Tsvangirai meets Mutambara

HARARE - The leaders of MDC's two feuding factions, Morgan Tsvangirai and Arthur Mutambara, met on Saturday for the first time since the opposition party split last year over differences on participation in senatorial polls convincingly won by President Robert Mugabe's ruling Zan

u (PF).
The duo met under a tree on the sidelines of an indaba organized by the Christian Alliance to discuss problems afflicting Zimbabweans under Mugabe’s administration.
Journalists who drew close to the meeting were immediately asked by security personnel to leave the two politicians alone so that they could discuss MDC’s internal issues in privacy.
Sources close to the brief meeting told The Zimbabwean that the two leaders discussed issues related to re-uniting the MDC into the formidable force that it was in 2000 when it nearly wrestled power from Mugabe.
Tsvangirai, who leads the MDC’s anti-senate faction reportedly told his pro-senate counterpart, Mutambara, that there was “only one enemy – Mugabe”. According to highly placed sources, Mutambara concurred.
“President Tsvangirai told Mutambara that he has established a committee that will engage leaders of the pro-senate faction in efforts to mend relations and how they can resume working as a united front,” said another source.
If these efforts are successful, the fight over the MDC name, logo and slogan might not spill into the courts as widely expected and could deal a body blow to Mugabe who is at pains to choose his successor come the next presidential ballot.
Both men refused to discuss details of their meeting. Mutambara had earlier told gathering: “I am prepared to step down in pursuit of the democratization of Zimbabwe.”
He added that Zimbabwe was seeking leaders who could deliver and who had a vision for economic recovery.
The gathering called for the establishment of a united front of all political parties, civic society and churches.
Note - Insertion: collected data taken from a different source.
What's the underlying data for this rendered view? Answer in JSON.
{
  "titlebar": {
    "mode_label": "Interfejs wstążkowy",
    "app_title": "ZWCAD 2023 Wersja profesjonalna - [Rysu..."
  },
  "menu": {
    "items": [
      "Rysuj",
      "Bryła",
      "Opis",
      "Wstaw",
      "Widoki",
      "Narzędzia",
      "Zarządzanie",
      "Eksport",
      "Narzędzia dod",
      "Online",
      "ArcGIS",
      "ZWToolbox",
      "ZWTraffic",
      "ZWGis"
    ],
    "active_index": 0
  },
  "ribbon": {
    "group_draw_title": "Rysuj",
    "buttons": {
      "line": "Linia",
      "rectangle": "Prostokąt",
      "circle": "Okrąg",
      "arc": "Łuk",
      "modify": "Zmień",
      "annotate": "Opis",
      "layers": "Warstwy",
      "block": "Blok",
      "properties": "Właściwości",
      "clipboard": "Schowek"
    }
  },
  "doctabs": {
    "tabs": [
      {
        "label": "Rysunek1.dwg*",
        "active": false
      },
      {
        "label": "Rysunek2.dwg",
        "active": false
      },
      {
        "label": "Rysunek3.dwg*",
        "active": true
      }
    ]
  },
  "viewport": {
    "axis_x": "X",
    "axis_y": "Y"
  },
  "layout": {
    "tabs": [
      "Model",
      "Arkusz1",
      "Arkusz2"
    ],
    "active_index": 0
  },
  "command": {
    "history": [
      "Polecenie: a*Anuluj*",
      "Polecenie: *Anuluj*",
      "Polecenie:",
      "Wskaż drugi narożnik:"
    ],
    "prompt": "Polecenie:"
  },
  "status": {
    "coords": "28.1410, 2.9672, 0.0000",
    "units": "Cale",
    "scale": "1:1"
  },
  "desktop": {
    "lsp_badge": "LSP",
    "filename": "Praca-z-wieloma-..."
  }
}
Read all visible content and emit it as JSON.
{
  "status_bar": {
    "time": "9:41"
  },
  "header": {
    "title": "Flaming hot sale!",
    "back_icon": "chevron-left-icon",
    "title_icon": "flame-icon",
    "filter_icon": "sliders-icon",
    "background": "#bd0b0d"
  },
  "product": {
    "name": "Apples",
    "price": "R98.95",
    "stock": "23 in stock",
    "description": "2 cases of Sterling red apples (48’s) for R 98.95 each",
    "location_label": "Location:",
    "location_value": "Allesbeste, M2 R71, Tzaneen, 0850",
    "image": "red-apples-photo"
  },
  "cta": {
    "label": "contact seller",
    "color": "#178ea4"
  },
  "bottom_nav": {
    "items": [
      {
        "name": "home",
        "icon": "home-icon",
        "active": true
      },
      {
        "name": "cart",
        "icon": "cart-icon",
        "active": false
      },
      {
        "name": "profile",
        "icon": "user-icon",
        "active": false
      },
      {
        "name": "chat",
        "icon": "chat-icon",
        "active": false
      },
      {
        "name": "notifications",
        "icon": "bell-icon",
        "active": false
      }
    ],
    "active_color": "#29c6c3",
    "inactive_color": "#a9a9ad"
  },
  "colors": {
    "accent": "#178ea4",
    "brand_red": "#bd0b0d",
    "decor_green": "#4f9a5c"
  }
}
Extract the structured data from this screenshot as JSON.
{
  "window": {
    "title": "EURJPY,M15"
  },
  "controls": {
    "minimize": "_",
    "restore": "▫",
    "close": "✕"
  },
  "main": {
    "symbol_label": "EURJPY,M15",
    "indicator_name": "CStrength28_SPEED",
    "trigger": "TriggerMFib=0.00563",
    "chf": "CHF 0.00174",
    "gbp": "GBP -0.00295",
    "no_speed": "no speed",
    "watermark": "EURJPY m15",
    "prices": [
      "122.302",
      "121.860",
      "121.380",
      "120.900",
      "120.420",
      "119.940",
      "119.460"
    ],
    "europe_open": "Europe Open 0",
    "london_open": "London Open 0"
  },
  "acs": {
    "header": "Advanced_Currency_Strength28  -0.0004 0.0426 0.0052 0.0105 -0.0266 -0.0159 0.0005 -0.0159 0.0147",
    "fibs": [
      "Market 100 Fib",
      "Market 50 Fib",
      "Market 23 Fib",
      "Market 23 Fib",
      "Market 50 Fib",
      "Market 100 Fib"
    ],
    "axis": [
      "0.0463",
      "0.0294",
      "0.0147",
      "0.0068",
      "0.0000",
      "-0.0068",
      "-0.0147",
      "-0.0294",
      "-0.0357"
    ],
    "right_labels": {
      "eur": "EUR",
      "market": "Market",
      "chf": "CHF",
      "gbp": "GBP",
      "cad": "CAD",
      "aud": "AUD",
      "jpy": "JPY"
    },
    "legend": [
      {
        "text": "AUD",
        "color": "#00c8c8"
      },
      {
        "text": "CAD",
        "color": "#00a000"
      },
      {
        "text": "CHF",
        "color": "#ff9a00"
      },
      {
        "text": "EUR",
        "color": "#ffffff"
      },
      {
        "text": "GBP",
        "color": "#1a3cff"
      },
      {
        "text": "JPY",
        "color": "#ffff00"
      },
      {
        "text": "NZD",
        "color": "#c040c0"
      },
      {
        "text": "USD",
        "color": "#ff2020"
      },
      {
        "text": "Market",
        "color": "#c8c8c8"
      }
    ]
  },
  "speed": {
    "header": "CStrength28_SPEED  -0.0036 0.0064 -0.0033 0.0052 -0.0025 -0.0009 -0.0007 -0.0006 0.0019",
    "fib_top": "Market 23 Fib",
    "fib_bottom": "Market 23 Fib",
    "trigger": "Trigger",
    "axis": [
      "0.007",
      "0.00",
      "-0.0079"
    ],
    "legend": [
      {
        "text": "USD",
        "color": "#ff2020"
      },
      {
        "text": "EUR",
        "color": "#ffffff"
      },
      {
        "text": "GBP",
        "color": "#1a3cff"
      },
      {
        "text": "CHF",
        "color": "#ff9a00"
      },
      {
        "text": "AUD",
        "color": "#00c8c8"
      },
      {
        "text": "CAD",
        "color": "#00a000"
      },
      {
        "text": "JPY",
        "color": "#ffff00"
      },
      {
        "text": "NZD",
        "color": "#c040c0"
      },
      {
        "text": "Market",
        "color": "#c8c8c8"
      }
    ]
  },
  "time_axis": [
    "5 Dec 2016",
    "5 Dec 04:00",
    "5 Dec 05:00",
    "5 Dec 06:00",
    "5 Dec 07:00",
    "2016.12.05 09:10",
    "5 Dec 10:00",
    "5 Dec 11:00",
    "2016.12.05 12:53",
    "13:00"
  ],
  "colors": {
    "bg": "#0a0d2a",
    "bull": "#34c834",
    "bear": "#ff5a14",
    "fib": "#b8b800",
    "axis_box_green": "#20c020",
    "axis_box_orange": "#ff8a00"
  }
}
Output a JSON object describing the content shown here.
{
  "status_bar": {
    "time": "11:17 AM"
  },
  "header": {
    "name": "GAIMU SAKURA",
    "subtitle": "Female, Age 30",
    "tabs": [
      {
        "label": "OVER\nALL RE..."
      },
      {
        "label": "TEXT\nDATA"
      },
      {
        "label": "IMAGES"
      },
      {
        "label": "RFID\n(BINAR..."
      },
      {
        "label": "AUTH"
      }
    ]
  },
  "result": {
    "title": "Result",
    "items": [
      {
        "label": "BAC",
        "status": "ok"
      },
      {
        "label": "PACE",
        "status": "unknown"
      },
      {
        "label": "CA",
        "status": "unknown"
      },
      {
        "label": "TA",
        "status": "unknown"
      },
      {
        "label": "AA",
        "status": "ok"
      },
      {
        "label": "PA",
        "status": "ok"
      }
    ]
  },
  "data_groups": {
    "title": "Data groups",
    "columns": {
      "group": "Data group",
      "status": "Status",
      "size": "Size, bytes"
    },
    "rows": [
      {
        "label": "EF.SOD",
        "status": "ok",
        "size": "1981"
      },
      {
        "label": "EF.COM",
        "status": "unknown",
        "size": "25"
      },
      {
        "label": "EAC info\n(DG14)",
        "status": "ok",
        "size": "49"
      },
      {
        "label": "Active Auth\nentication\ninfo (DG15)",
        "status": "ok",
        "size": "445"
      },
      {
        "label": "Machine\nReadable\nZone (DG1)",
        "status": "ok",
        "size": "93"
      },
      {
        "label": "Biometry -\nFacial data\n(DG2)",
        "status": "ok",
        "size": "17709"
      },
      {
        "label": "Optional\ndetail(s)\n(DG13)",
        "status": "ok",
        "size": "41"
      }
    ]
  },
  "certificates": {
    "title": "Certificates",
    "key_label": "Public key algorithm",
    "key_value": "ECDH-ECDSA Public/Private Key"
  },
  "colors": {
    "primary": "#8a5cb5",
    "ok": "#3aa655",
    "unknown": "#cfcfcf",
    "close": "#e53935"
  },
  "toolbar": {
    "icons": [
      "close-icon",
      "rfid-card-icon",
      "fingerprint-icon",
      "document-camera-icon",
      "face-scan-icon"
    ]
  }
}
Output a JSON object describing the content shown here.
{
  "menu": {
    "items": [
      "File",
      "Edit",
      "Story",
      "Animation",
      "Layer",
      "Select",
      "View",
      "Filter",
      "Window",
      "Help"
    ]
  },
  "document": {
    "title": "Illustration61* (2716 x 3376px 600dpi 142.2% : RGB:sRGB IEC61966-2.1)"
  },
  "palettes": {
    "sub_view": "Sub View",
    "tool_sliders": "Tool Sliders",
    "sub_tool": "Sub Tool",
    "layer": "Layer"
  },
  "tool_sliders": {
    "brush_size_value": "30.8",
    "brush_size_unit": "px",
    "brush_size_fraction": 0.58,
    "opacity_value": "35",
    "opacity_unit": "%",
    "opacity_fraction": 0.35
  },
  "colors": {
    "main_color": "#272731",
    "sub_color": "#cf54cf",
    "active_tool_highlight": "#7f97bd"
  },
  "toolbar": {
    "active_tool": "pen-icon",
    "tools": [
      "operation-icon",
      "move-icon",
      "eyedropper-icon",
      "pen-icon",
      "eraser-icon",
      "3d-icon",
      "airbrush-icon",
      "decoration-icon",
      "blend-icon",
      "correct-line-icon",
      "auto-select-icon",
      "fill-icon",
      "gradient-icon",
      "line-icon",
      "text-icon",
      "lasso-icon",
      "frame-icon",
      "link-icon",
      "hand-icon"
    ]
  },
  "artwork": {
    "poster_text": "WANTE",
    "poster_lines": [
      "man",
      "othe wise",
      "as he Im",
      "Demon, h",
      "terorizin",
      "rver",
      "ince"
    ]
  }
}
Delegates agreed to take the proposed Democracy Charter to their various organizations and ordinary people for perusal prior to adoption. The document gives Zimbabweans an opportunity to decide their future through participation in decision-making processes.
They also resolved to engage outgoing United Nations Secretary General Kofi Annan’s appointed mediator between Zimbabwe and Britain, Benjamin Mkapa – the former Tanzanian president – to ensure that he dealt with issues affecting all Zimbabweans.